Jensen talked about how the breakfast came to be in memory of Ken Ewing. He said that at one time Ewing was chairman of the breakfast and was very driven and had a passion for it. He also noted that Ewing was a great ticket seller and was one of the people who helped make it a success.

Jensen shared that in the early days, sometimes they didn’t have enough equipment to put on the breakfast, so he and Ewing would get in the pickup and go to Moss Rose Bakery to borrow extra pots and pans.

Nowadays, the Oakdale Lions have the equipment and the manpower to fit the large group they serve. Allen said that the club has 56 members and almost all of them show up, about 45 to 50 are there and everybody has a job.

“We own a griddle that’s about six to seven feet long and three feet wide, three guys flipping cakes, two people mixing batter as fast as they’re cooking. Inside there are three cooking scrambled eggs, two cooking special-order eggs,” Allen reported.

“There’s also a crew of five handling sausage and bacon,” Jensen added, “and another crew constantly making coffee. In the buffet line, there are probably 10 members who do the serving.”

“We find if we keep our members on jobs year after year, they’re more efficient. They’ve become specialists. We don’t have to retrain.” Allen said.

“They only let me handle the tickets because I’m a lousy cook,” Jensen quipped.

Allen also shared some special memories over the years of putting on the breakfast. He talked about a couple members who’ve passed away. He recalled that Dr. Lowell Dorius always cooked special-order eggs and would remember people’s egg orders year after year without them having to remind him. There was also Clem Rivera who stood at the end of the buffet line, serving up the butter for people’s pancakes and was always smiling.

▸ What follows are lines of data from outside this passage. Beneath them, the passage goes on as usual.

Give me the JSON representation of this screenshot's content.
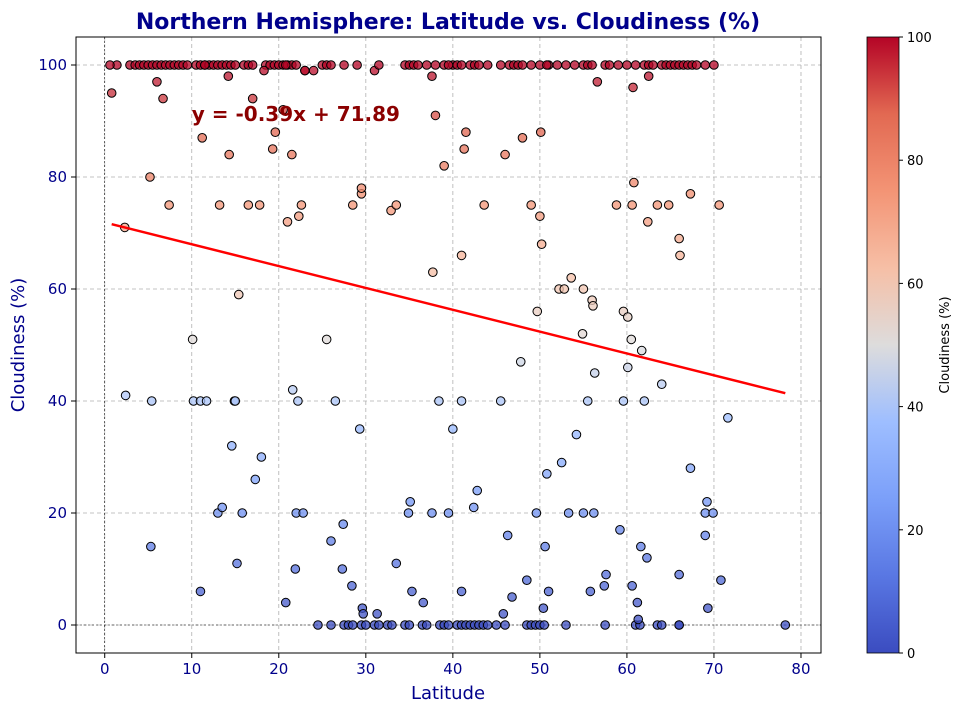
{
  "chart_data": {
    "type": "scatter",
    "title": "Northern Hemisphere: Latitude vs. Cloudiness (%)",
    "xlabel": "Latitude",
    "ylabel": "Cloudiness (%)",
    "xlim": [
      -3.3,
      82.3
    ],
    "ylim": [
      -5,
      105
    ],
    "xticks": [
      0,
      10,
      20,
      30,
      40,
      50,
      60,
      70,
      80
    ],
    "yticks": [
      0,
      20,
      40,
      60,
      80,
      100
    ],
    "grid": true,
    "colormap": "coolwarm",
    "colorbar": {
      "label": "Cloudiness (%)",
      "ticks": [
        0,
        20,
        40,
        60,
        80,
        100
      ],
      "range": [
        0,
        100
      ]
    },
    "regression": {
      "equation": "y = -0.39x + 71.89",
      "slope": -0.39,
      "intercept": 71.89,
      "x_range": [
        0.8,
        78.2
      ],
      "color": "#ff0000",
      "annotation_at": [
        10,
        90
      ]
    },
    "reference_lines": {
      "x": 0,
      "y": 0
    },
    "points_x": [
      0.8,
      1.4,
      2.9,
      3.5,
      4.0,
      4.5,
      5.0,
      5.5,
      6.0,
      6.5,
      7.0,
      7.5,
      8.0,
      8.5,
      9.0,
      9.5,
      10.5,
      11.0,
      11.5,
      12.0,
      12.5,
      13.0,
      13.5,
      14.0,
      14.5,
      15.0,
      16.0,
      16.5,
      17.0,
      18.5,
      19.0,
      19.5,
      20.0,
      20.5,
      21.0,
      21.5,
      22.0,
      24.0,
      25.0,
      25.5,
      26.0,
      27.5,
      29.0,
      31.0,
      31.5,
      34.5,
      35.0,
      35.5,
      36.0,
      37.0,
      38.0,
      39.0,
      40.0,
      40.5,
      41.0,
      42.0,
      42.5,
      43.0,
      44.0,
      45.5,
      46.5,
      47.0,
      47.5,
      48.0,
      49.0,
      50.0,
      51.0,
      52.0,
      53.0,
      54.0,
      55.0,
      55.5,
      56.0,
      57.5,
      58.0,
      59.0,
      60.0,
      61.0,
      62.0,
      62.5,
      63.0,
      64.0,
      64.5,
      65.0,
      65.5,
      66.0,
      66.5,
      67.0,
      67.5,
      68.0,
      69.0,
      70.0,
      0.6,
      6.0,
      11.5,
      14.2,
      18.3,
      20.8,
      23.0,
      37.6,
      39.5,
      50.8,
      56.6,
      60.7,
      62.5,
      5.2,
      6.7,
      7.4,
      11.2,
      13.2,
      14.3,
      16.5,
      17.0,
      17.8,
      19.3,
      19.6,
      20.5,
      21.0,
      21.5,
      22.3,
      22.6,
      28.5,
      29.5,
      29.5,
      32.9,
      33.5,
      38.0,
      39.0,
      41.3,
      41.5,
      43.6,
      46.0,
      48.0,
      49.0,
      50.0,
      50.1,
      55.0,
      58.8,
      60.6,
      60.8,
      62.4,
      63.5,
      64.8,
      66.0,
      67.3,
      70.6,
      2.3,
      15.4,
      23.0,
      25.5,
      37.7,
      41.0,
      47.8,
      49.7,
      50.2,
      52.2,
      52.8,
      53.6,
      54.9,
      56.0,
      56.1,
      59.6,
      60.1,
      66.1,
      2.4,
      5.4,
      10.1,
      10.2,
      11.0,
      11.7,
      14.9,
      21.6,
      22.2,
      26.5,
      29.3,
      38.4,
      40.0,
      41.0,
      45.5,
      55.5,
      56.3,
      59.6,
      60.1,
      61.7,
      62.0,
      64.0,
      71.6,
      5.3,
      11.0,
      13.0,
      13.5,
      14.6,
      15.0,
      15.2,
      15.8,
      17.3,
      18.0,
      20.8,
      21.9,
      22.0,
      22.8,
      26.0,
      27.4,
      27.3,
      28.4,
      29.6,
      33.5,
      34.9,
      35.1,
      35.3,
      36.6,
      37.6,
      39.5,
      41.0,
      42.4,
      42.8,
      46.3,
      46.8,
      48.5,
      49.6,
      50.6,
      50.8,
      51.0,
      52.5,
      53.3,
      54.2,
      55.0,
      55.8,
      56.2,
      57.4,
      57.6,
      59.2,
      60.5,
      60.6,
      61.2,
      61.6,
      62.3,
      66.0,
      67.3,
      69.0,
      69.0,
      69.2,
      69.3,
      69.9,
      70.8,
      24.5,
      26.0,
      27.5,
      28.0,
      28.5,
      29.5,
      30.0,
      31.0,
      31.5,
      32.5,
      33.0,
      34.5,
      35.0,
      36.5,
      37.0,
      38.5,
      39.0,
      39.5,
      40.5,
      41.0,
      41.5,
      42.0,
      42.5,
      43.0,
      43.5,
      44.0,
      45.0,
      46.0,
      48.5,
      49.0,
      49.5,
      50.0,
      50.5,
      53.0,
      57.5,
      61.0,
      61.5,
      63.5,
      64.0,
      66.0,
      78.2,
      29.7,
      31.3,
      45.8,
      50.4,
      61.3,
      66.0
    ],
    "points_y": [
      95,
      100,
      100,
      100,
      100,
      100,
      100,
      100,
      100,
      100,
      100,
      100,
      100,
      100,
      100,
      100,
      100,
      100,
      100,
      100,
      100,
      100,
      100,
      100,
      100,
      100,
      100,
      100,
      100,
      100,
      100,
      100,
      100,
      100,
      100,
      100,
      100,
      99,
      100,
      100,
      100,
      100,
      100,
      99,
      100,
      100,
      100,
      100,
      100,
      100,
      100,
      100,
      100,
      100,
      100,
      100,
      100,
      100,
      100,
      100,
      100,
      100,
      100,
      100,
      100,
      100,
      100,
      100,
      100,
      100,
      100,
      100,
      100,
      100,
      100,
      100,
      100,
      100,
      100,
      100,
      100,
      100,
      100,
      100,
      100,
      100,
      100,
      100,
      100,
      100,
      100,
      100,
      100,
      97,
      100,
      98,
      99,
      100,
      99,
      98,
      100,
      100,
      97,
      96,
      98,
      80,
      94,
      75,
      87,
      75,
      84,
      75,
      94,
      75,
      85,
      88,
      92,
      72,
      84,
      73,
      75,
      75,
      77,
      78,
      74,
      75,
      91,
      82,
      85,
      88,
      75,
      84,
      87,
      75,
      73,
      88,
      60,
      75,
      75,
      79,
      72,
      75,
      75,
      69,
      77,
      75,
      71,
      59,
      99,
      51,
      63,
      66,
      47,
      56,
      68,
      60,
      60,
      62,
      52,
      58,
      57,
      56,
      55,
      66,
      41,
      40,
      51,
      40,
      40,
      40,
      40,
      42,
      40,
      40,
      35,
      40,
      35,
      40,
      40,
      40,
      45,
      40,
      46,
      49,
      40,
      43,
      37,
      14,
      6,
      20,
      21,
      32,
      40,
      11,
      20,
      26,
      30,
      4,
      10,
      20,
      20,
      15,
      18,
      10,
      7,
      3,
      11,
      20,
      22,
      6,
      4,
      20,
      20,
      6,
      21,
      24,
      16,
      5,
      8,
      20,
      14,
      27,
      6,
      29,
      20,
      34,
      20,
      6,
      20,
      7,
      9,
      17,
      51,
      7,
      4,
      14,
      12,
      9,
      28,
      16,
      20,
      22,
      3,
      20,
      8,
      0,
      0,
      0,
      0,
      0,
      0,
      0,
      0,
      0,
      0,
      0,
      0,
      0,
      0,
      0,
      0,
      0,
      0,
      0,
      0,
      0,
      0,
      0,
      0,
      0,
      0,
      0,
      0,
      0,
      0,
      0,
      0,
      0,
      0,
      0,
      0,
      0,
      0,
      0,
      0,
      0,
      2,
      2,
      2,
      3,
      1,
      0
    ]
  }
}
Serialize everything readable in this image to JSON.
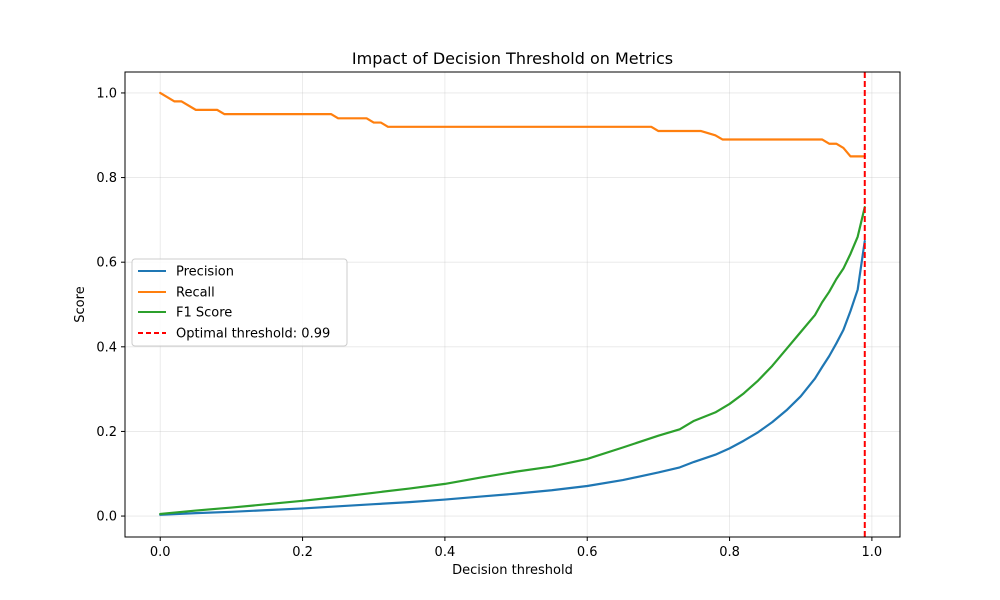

Allen considers the breakfast to be a well-oiled machine. For years it took them two days to put on the breakfast, setting up on Saturday and serving on Sunday. Now, to trim costs, and with a lot of experience under their collective belts, the members set up and serve the same day. Some members are there around 4:30 a.m., firing up the grills, he said. The Boy Scouts are also a big help with set up, bussing tables, serving coffee, and clean up.